Quando esses fatos ganharam projeção nacional através da matéria da revista VEJA de 23 de outubro de 1987, Fernando A. Teixeira proprietário da construtora faz a seguinte contestação: “Uma empresa como a nossa precisa de autonomia, não podemos nos dobrar aos caprichos da comunidade”. Diante desse posicionamento por parte do proprietário da empreiteira, os ânimos se acirraram. A comunidade também radicalizou e exigiu a retirada da construtora do canteiro de obras. Nesse sentido, os conflitos ficaram insustentáveis entre a construtora e a comunidade, como no relato de uma dirigente do movimento comunitário local: “Nós dissemos que ele, o proprietário fosse executar obras em outra comunidade, aí ele zombou da gente e disse que não sairia” (ALBUQUERQUE, 1995, p. 109).

Na pesquisa que realizamos em 1995, constatamos que o proprietário da empreiteira havia dado apoio ao gestor municipal da época.
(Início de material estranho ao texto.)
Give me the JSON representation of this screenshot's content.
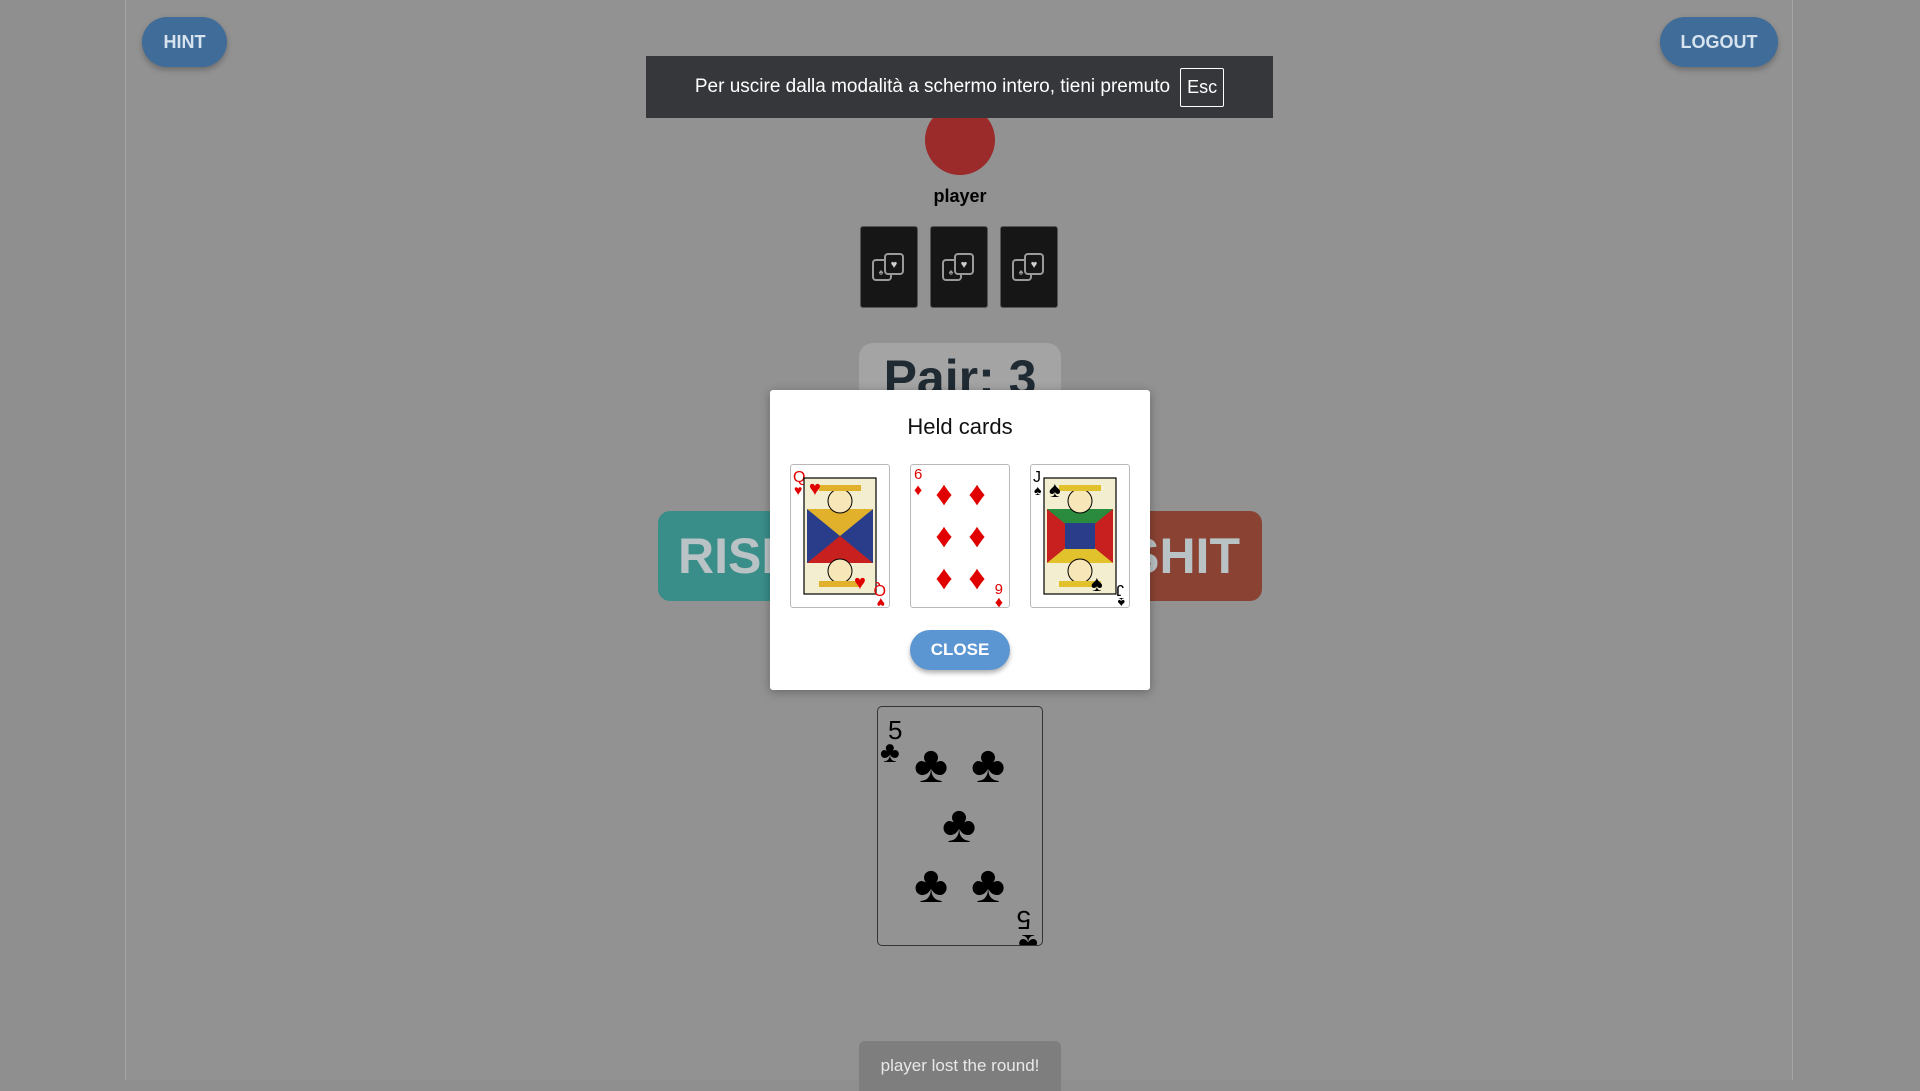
{
  "header": {
    "hint_label": "HINT",
    "logout_label": "LOGOUT"
  },
  "fullscreen_banner": {
    "message": "Per uscire dalla modalità a schermo intero, tieni premuto",
    "key": "Esc"
  },
  "opponent": {
    "name": "player",
    "avatar_color": "#9b2a2a",
    "hidden_cards": 3
  },
  "score_label": "Pair: 3",
  "actions": {
    "rise_label": "RISE",
    "shit_label": "SHIT"
  },
  "modal": {
    "title": "Held cards",
    "close_label": "CLOSE",
    "cards": [
      {
        "rank": "Q",
        "suit": "hearts",
        "suit_glyph": "♥",
        "color": "#e00000"
      },
      {
        "rank": "6",
        "suit": "diamonds",
        "suit_glyph": "♦",
        "color": "#e00000"
      },
      {
        "rank": "J",
        "suit": "spades",
        "suit_glyph": "♠",
        "color": "#000000"
      }
    ]
  },
  "table_card": {
    "rank": "5",
    "suit": "clubs",
    "suit_glyph": "♣",
    "color": "#000000"
  },
  "status_message": "player lost the round!",
  "colors": {
    "overlay": "#929292",
    "hint_button": "#3f6c99",
    "rise_button": "#3a8e8a",
    "shit_button": "#8a4233",
    "close_button": "#5b95d2"
  }
}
Diante desse fato, é possível que a construtora tenha se sentido à vontade para menosprezar as reivindicações populares, quando o bom-senso sinalizava para que fossem verificados os defeitos encontrados no canteiro de obras e a partir de aí tomar as providências técnicas necessárias. Se assim o fizesse, “o nome a zelar” dito pelo proprietário à revista VEJA, salvaguardaria o cuidado que ele tentou demonstrar nessa entrevista. Ainda sobre a mesma problemática, um sociólogo que fez parte do alto escalão da gestão municipal da época deu a seguinte versão sobre esses fatos:

(...) e por coincidência essa empreiteira pertencia na época a um empresário ligado ao PMDB que participava politicamente e financeiramente das campanhas do PMDB, a F. A. Teixeira. Isso foi até um pouco cruel com ele, mas por coincidência ou por crise de sua empresa, ela foi pega em flagrante, atrasando obras, não cumprindo o cronograma e trabalhando numa área extremamente radicalizada (ALBUQUERQUE, 1995, p.109).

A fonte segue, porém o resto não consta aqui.